The Ministry of the Environment announced the safe arrival of a ‘CahowCam chick’ who broke out of his or her shell at 9:45 pm Thursday night.
“Thanks to an extraordinary programme to safeguard the critically endangered Cahow by Senior Terrestrial Conservation Officer Jeremy Madeiros and the Department of Environment and Natural Resources team, this chick is one of approximately 60 who are expected to fledge during the 2017 breeding season,” a spokesperson said.
“The CahowCam Project was initiated between the Department of Environment and Natural Resources and J.P. Rouja of LookBermuda in 2013 to address public outreach and education, one of the objectives of the Cahow Recovery Program. Nonsuch Island is too small, isolated and sensitive to accommodate large numbers of visitors.
“Since Cornell University’s Lab of Ornithology became involved in January, CahowCam now reaches their million plus online followers. CahowCam has racked up 200, 000 views and 3 million minutes of viewing in 165 countries, bringing this Bermuda success story to the world.
“LookBermuda/Nonsuch Expeditions’s innovative CahowCam uses infra-red photography so the birds are not disturbed. Ironically, visitors to CahowCam can actually see more than if they visited Nonsuch Island, as Cahows only fly in from the ocean and carry out courtship activity during the darkest nights, and are out of sight in underground burrows during the day.
Minister of the Environment Sylvan Richards commented, “The Cahow or Bermuda Petrel population was in an incredibly fragile state. In fact, at one point, the cahow was thought to be extinct.
“Dr David Wingate and Jeremy Madeiros worked tirelessly to nurture the few remaining breeding pairs. Their remarkable success has brought our national bird back from the brink of extinction.
“The conservation programme’s techniques are now being used in the recovery of other endangered seabird species around the world. It is heartening to see our expertise helping others to save endangered species.”

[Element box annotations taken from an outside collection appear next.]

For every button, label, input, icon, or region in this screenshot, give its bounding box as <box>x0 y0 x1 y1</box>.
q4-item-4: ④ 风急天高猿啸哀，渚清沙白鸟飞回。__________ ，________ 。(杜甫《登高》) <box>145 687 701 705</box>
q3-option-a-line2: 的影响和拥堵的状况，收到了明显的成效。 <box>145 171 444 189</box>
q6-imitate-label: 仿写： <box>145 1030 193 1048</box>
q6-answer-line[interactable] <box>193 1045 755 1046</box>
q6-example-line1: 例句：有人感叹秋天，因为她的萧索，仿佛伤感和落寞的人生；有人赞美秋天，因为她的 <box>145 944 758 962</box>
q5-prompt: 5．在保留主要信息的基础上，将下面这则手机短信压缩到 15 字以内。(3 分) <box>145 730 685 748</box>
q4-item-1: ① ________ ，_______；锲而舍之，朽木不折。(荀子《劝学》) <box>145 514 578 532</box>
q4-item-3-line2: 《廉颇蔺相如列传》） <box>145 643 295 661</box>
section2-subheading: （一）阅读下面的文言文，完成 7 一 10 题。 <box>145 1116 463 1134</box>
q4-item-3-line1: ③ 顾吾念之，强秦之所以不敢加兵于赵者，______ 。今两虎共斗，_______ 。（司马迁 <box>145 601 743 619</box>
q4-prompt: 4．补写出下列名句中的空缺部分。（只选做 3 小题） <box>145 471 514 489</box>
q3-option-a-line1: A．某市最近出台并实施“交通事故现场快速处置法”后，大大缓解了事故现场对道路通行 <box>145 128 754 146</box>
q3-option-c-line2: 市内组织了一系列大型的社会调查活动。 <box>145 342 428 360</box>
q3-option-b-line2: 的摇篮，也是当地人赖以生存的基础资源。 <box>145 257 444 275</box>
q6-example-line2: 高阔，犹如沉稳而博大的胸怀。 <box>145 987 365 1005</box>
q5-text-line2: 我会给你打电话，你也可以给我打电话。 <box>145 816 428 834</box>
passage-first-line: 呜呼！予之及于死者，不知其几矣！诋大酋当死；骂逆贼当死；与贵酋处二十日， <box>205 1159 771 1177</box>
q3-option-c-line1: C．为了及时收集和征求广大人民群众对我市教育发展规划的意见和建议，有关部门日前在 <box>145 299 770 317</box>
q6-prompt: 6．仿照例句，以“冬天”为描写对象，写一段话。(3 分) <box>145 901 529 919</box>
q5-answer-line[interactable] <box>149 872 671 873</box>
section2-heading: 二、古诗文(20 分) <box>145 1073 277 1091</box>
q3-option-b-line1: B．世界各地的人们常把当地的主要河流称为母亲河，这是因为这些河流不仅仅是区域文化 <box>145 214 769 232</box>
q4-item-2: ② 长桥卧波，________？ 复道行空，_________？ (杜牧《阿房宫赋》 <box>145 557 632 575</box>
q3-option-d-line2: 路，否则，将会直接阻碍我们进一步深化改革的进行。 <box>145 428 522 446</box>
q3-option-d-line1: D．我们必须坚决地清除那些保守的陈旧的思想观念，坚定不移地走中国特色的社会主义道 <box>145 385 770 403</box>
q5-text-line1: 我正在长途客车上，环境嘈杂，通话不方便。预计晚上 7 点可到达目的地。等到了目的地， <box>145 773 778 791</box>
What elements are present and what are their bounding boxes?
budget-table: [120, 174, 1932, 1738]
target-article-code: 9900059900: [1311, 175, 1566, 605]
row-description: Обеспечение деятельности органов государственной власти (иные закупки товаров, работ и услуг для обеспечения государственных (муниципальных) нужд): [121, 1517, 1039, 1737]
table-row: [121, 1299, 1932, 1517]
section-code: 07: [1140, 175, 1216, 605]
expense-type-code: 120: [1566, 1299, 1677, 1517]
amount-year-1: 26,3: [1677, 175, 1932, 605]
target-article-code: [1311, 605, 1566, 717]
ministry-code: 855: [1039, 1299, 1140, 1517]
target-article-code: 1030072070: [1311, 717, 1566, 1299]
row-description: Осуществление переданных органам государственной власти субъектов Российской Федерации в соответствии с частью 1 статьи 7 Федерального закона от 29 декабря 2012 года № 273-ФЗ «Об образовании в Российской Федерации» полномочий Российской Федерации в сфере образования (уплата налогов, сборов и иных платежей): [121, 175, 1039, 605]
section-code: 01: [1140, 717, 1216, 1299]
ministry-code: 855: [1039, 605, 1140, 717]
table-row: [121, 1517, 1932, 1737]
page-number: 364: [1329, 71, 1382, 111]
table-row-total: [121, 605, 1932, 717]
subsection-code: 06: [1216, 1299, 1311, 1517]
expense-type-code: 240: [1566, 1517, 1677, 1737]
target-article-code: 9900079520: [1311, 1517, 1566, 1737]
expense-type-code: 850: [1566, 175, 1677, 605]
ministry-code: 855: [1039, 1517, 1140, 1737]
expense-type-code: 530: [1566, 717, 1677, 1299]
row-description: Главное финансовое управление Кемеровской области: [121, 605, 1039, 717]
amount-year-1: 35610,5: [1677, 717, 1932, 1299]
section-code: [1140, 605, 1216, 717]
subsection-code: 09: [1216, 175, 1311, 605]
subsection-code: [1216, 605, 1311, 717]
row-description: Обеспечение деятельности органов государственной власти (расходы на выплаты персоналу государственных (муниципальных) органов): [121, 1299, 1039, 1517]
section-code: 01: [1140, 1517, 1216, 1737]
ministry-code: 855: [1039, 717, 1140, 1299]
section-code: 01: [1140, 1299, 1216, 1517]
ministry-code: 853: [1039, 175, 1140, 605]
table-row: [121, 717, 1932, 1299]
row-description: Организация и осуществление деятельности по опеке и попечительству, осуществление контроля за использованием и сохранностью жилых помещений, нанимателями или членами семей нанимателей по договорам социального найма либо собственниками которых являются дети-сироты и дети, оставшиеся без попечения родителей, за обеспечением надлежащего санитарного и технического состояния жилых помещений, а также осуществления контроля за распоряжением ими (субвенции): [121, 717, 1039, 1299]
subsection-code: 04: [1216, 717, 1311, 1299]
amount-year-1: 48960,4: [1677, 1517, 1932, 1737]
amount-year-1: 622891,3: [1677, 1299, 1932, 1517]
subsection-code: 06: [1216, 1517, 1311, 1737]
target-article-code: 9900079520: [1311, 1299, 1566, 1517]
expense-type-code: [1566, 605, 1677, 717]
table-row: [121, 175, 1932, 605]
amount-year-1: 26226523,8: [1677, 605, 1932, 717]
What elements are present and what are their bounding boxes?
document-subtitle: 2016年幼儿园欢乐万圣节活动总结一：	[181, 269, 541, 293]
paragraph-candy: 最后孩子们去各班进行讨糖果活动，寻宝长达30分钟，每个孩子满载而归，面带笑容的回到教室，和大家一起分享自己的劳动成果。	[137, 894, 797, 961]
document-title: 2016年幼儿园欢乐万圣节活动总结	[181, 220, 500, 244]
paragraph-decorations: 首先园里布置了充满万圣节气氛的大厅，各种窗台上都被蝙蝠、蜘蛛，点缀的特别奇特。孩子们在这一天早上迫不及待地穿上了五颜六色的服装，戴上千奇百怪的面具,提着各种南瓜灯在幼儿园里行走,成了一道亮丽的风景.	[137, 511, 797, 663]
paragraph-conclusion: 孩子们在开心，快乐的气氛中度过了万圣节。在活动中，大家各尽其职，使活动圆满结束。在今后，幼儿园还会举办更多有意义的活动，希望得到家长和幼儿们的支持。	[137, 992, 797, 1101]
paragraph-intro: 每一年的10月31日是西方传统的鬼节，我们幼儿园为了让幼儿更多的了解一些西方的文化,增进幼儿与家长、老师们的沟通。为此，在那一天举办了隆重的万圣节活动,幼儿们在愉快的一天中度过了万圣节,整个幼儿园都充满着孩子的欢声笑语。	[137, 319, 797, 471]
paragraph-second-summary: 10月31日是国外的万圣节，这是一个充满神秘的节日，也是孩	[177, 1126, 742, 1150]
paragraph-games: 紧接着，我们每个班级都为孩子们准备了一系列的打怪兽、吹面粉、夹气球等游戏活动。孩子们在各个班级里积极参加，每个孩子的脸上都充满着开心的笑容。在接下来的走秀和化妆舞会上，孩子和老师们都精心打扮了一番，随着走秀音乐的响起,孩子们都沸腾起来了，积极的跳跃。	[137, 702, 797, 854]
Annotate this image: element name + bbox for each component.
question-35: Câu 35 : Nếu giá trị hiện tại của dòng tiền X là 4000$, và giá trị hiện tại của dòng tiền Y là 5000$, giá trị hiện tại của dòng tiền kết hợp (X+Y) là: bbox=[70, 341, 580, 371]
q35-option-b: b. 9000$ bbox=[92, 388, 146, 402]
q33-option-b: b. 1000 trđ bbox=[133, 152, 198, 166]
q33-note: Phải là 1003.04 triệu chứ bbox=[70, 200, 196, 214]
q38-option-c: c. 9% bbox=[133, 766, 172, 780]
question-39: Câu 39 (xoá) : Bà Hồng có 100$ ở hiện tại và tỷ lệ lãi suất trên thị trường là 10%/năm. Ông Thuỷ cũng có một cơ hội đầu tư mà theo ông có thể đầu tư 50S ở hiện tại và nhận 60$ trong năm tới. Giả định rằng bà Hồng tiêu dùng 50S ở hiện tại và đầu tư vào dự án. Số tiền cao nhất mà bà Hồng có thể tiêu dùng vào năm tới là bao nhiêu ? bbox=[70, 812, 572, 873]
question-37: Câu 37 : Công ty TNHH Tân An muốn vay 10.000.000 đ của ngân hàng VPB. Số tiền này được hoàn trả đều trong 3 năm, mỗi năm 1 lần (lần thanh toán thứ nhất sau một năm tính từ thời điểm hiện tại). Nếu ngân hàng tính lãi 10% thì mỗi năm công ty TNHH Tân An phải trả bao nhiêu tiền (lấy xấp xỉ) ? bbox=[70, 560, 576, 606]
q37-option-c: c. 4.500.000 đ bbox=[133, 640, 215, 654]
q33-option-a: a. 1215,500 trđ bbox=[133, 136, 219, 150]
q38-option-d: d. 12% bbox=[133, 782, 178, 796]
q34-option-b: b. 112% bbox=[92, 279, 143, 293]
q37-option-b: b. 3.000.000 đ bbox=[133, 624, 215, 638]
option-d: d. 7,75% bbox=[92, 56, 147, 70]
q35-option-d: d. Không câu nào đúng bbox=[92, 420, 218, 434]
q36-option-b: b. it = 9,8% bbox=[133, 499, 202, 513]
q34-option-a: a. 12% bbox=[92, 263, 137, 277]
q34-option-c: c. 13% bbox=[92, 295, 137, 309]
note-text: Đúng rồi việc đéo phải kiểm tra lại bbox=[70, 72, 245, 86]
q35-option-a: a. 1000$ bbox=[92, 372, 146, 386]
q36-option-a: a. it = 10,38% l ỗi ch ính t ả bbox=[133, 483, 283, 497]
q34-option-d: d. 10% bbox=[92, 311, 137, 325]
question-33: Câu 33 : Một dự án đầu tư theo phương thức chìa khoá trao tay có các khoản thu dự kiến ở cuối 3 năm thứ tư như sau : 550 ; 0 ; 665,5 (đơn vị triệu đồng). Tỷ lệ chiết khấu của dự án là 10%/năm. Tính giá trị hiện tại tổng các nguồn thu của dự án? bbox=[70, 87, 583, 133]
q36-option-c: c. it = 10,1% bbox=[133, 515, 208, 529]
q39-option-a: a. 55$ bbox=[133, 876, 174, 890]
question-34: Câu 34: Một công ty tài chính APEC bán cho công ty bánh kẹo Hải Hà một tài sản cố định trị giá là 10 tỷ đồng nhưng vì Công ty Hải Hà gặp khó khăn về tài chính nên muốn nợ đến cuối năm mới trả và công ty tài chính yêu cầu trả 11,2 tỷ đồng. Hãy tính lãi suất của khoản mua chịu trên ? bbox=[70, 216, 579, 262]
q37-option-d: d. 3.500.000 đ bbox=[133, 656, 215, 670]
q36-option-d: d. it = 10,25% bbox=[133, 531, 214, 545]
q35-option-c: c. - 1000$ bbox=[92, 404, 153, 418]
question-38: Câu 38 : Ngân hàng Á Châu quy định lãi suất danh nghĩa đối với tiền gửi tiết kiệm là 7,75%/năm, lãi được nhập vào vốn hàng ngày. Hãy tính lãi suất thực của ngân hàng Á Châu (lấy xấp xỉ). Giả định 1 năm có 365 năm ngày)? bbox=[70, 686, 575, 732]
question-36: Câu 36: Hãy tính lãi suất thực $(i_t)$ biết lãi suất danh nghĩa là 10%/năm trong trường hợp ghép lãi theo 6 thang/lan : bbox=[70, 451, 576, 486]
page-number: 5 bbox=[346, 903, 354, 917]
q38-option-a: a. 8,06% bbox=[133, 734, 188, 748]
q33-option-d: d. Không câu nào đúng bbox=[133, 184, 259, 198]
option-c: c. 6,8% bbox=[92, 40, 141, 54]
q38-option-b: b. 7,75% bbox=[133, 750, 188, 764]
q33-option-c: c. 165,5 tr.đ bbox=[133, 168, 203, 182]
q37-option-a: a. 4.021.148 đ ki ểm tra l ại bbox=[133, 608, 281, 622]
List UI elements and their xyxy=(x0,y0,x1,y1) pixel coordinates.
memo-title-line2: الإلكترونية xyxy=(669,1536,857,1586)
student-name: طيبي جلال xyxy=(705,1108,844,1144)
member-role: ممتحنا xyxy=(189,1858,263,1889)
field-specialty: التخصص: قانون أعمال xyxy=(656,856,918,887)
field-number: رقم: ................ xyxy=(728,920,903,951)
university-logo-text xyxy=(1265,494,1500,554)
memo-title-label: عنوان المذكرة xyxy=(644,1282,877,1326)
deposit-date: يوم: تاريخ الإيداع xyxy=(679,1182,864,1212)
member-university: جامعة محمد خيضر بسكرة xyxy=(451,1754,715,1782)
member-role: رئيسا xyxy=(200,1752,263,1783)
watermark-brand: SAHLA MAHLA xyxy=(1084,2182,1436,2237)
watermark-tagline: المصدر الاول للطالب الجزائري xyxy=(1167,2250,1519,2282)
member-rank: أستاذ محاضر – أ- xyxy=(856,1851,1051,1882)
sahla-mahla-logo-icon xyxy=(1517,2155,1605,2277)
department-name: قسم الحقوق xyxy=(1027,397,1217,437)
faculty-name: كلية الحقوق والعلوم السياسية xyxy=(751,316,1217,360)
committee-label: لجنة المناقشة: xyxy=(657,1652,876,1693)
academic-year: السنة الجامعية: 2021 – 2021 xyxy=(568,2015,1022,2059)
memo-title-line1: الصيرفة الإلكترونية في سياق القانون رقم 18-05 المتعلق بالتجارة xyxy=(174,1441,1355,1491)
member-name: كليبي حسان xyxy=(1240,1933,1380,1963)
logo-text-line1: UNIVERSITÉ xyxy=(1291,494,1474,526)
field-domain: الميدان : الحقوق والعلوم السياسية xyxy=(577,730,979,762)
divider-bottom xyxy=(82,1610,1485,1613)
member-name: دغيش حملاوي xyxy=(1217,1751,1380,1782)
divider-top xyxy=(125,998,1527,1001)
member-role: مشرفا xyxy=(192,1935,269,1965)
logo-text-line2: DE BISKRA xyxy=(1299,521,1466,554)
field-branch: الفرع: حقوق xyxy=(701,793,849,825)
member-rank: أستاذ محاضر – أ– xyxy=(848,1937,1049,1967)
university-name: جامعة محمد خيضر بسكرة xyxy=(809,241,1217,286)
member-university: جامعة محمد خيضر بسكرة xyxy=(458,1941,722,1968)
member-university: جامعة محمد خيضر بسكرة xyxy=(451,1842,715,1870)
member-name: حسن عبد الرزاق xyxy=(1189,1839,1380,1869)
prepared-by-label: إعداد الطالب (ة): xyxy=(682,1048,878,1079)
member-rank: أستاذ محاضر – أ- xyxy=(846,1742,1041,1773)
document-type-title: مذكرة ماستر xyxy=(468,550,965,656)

In 1960, there were only 17 breeding pairs and 7 or 8 chicks. This year there are 118 breeding pairs and hopes that 60 chicks will fledge, up from 56 last year.
Jeremy Madeiros said, ”I must confess it makes me feel like something of a grandfather to this chick, having fed and cared for both of the parent birds when they were translocated to NonSuch from a nearby rocky outcropping 11 years ago, when they themselves were chicks.
“I can also confirm that as of 3 March, we have verified that well over a dozen other chicks have hatched on all of the breeding islands, with many other pairs of Cahows still incubating eggs which are due to hatch over the next week or two.”
Charles Eldermir, Bird Cams Project Leader, Cornell Lab of Ornithology added, “Watching the hatching petrel I was struck by the distance we’ve come in such a short time for such an imperiled bird; to go from being only a memory to a rediscovered conservation touchstone in a matter of decades, and to share that story live with viewers from nearly every country in the world—what an incredible way to show that conservation is important and valued.
“And you couldn’t have asked for a more exciting scenario, with the male returning mid-hatch, the camera view being obscured by a leaf, and the final transformation from a wet, scrawny-looking chick to a fully-fluffed, upright nestling.”
All being well, 2017 CahowCam chick will fledge and fly out to sea with about 60 other fledglings in late May or early June.